Completely Randomized Design (CRD)

Today’s goals

Explore key concepts in CRD:

Homogeneous experimental unit
Treatment randomization
The effects model
The ANOVA table
The linear model assumptions

Motivational example - Treatment design

2-way factorial
N fertilizer rates: 0, 100, 200 kg N/ha
K fertilizer rates: 0, 30, 60 kg K/ha
3 x 3 = 9 treatment combinations

Experimental design

Assuming we have homogeneous experimental material (e.g., same soil type, topography, etc.)

Thus, we can use a completely randomized design (CRD)

Treatment randomization

Randomization guards against unknown or uncontrollable sources of bias
Avoid systematic patterns
Eliminate selective assignment of EU to Trt (conscious or unconscious!)
Randomization allows for valid inference on CAUSATION

Treatment randomization - CRD

Randomization of a treatment to a EU is unrestricted.
That means that replications of same treatment could, by random chance, fall right next to each other.
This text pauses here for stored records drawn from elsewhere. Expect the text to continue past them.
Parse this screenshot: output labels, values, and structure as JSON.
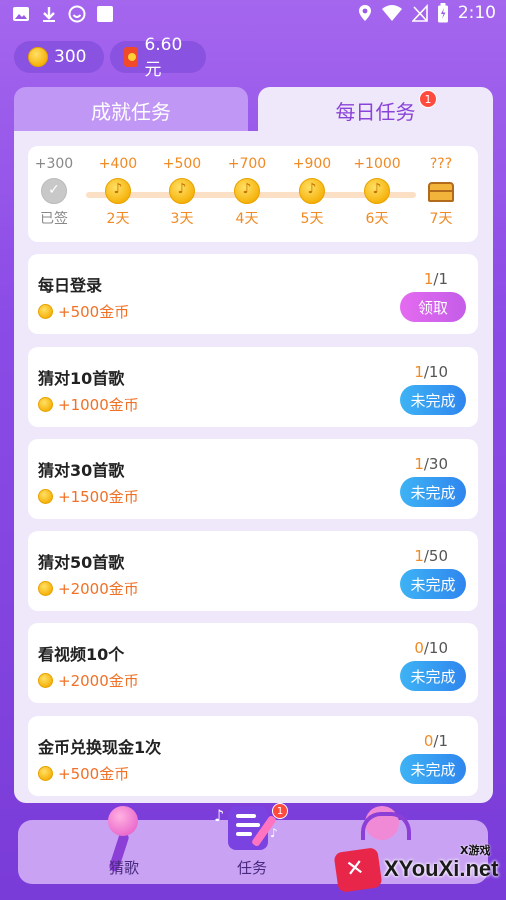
{
  "status_bar": {
    "time": "2:10",
    "left_icons": [
      "image-icon",
      "download-icon",
      "smile-icon",
      "square-icon"
    ],
    "right_icons": [
      "location-icon",
      "wifi-icon",
      "no-signal-icon",
      "battery-icon"
    ]
  },
  "balances": {
    "coins": "300",
    "cash": "6.60元"
  },
  "tabs": [
    {
      "label": "成就任务",
      "active": false
    },
    {
      "label": "每日任务",
      "active": true,
      "badge": "1"
    }
  ],
  "checkin": {
    "days": [
      {
        "reward": "+300",
        "label": "已签",
        "done": true
      },
      {
        "reward": "+400",
        "label": "2天",
        "done": false
      },
      {
        "reward": "+500",
        "label": "3天",
        "done": false
      },
      {
        "reward": "+700",
        "label": "4天",
        "done": false
      },
      {
        "reward": "+900",
        "label": "5天",
        "done": false
      },
      {
        "reward": "+1000",
        "label": "6天",
        "done": false
      },
      {
        "reward": "???",
        "label": "7天",
        "done": false,
        "chest": true
      }
    ]
  },
  "tasks": [
    {
      "title": "每日登录",
      "reward": "+500金币",
      "progress_current": "1",
      "progress_total": "/1",
      "button": "领取",
      "status": "claim"
    },
    {
      "title": "猜对10首歌",
      "reward": "+1000金币",
      "progress_current": "1",
      "progress_total": "/10",
      "button": "未完成",
      "status": "todo"
    },
    {
      "title": "猜对30首歌",
      "reward": "+1500金币",
      "progress_current": "1",
      "progress_total": "/30",
      "button": "未完成",
      "status": "todo"
    },
    {
      "title": "猜对50首歌",
      "reward": "+2000金币",
      "progress_current": "1",
      "progress_total": "/50",
      "button": "未完成",
      "status": "todo"
    },
    {
      "title": "看视频10个",
      "reward": "+2000金币",
      "progress_current": "0",
      "progress_total": "/10",
      "button": "未完成",
      "status": "todo"
    },
    {
      "title": "金币兑换现金1次",
      "reward": "+500金币",
      "progress_current": "0",
      "progress_total": "/1",
      "button": "未完成",
      "status": "todo"
    }
  ],
  "bottom_nav": [
    {
      "label": "猜歌",
      "icon": "microphone-icon"
    },
    {
      "label": "任务",
      "icon": "task-list-icon",
      "badge": "1"
    },
    {
      "label": "",
      "icon": "headphone-avatar-icon"
    }
  ],
  "watermark": {
    "text": "XYouXi.net",
    "small": "X游戏"
  },
  "colors": {
    "accent_purple": "#8a43d9",
    "claim_pink": "#e46bf0",
    "todo_blue": "#2f86ee",
    "reward_orange": "#f07026"
  }
}
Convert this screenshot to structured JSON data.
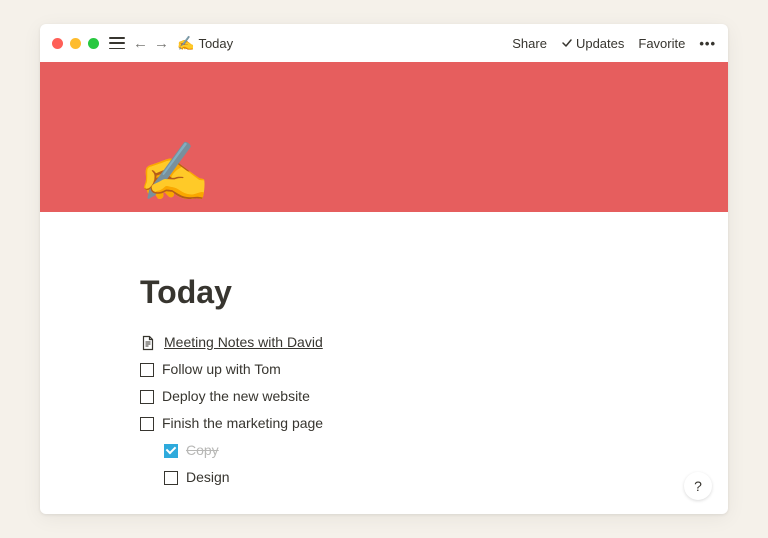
{
  "toolbar": {
    "crumb_emoji": "✍️",
    "crumb_title": "Today",
    "share": "Share",
    "updates": "Updates",
    "favorite": "Favorite"
  },
  "page": {
    "icon": "✍️",
    "title": "Today",
    "cover_color": "#e65e5e"
  },
  "items": [
    {
      "type": "page",
      "label": "Meeting Notes with David"
    },
    {
      "type": "todo",
      "checked": false,
      "label": "Follow up with Tom"
    },
    {
      "type": "todo",
      "checked": false,
      "label": "Deploy the new website"
    },
    {
      "type": "todo",
      "checked": false,
      "label": "Finish the marketing page"
    },
    {
      "type": "todo",
      "checked": true,
      "indent": true,
      "label": "Copy"
    },
    {
      "type": "todo",
      "checked": false,
      "indent": true,
      "label": "Design"
    }
  ],
  "help": "?"
}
In our motivational example:

4 replicates
Total observations: 9 x 4 = 36 EUs

Homogeneous Experimental Material - CRD ✅

In the plot layout here, all treatments (1 through 9) were randomly assigned to any experimental unit (plot) in the study area.
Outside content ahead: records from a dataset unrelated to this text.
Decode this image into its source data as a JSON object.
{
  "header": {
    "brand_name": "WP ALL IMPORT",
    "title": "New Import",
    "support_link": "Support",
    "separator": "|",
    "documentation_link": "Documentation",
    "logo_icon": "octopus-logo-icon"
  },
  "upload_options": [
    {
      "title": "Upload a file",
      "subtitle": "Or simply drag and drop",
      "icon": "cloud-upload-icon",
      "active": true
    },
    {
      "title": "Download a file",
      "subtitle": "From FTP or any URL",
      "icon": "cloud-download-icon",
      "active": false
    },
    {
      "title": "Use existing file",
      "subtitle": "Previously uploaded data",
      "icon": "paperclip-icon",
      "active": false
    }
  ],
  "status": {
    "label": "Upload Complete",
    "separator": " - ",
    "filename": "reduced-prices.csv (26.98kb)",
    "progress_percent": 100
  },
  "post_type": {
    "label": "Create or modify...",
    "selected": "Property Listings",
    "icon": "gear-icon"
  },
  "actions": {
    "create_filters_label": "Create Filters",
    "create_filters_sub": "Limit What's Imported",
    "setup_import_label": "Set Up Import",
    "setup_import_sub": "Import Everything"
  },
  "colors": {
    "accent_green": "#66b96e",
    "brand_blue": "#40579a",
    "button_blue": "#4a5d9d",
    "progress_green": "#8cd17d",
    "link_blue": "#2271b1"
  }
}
Homogeneous Experimental Material - CRD ✅

Treatment 1 and its replicates are highlighted.
Note how, due to the unrestricted randomization, treatment 1 appears twice in the first column, and does not appear on the third column. The same happened with other treatments.

Homogeneous Experimental Material - CRD ✅

Because the experimental material is homogeneous (e.g., same soil texture class), this should not be an issue when estimating treatment means and performing comparisons. 👍

The effects model

\[ y_{ijk} = \mu + \alpha_{i} + \beta_{j} + \alpha\beta_{ij} + e_{ijk} \]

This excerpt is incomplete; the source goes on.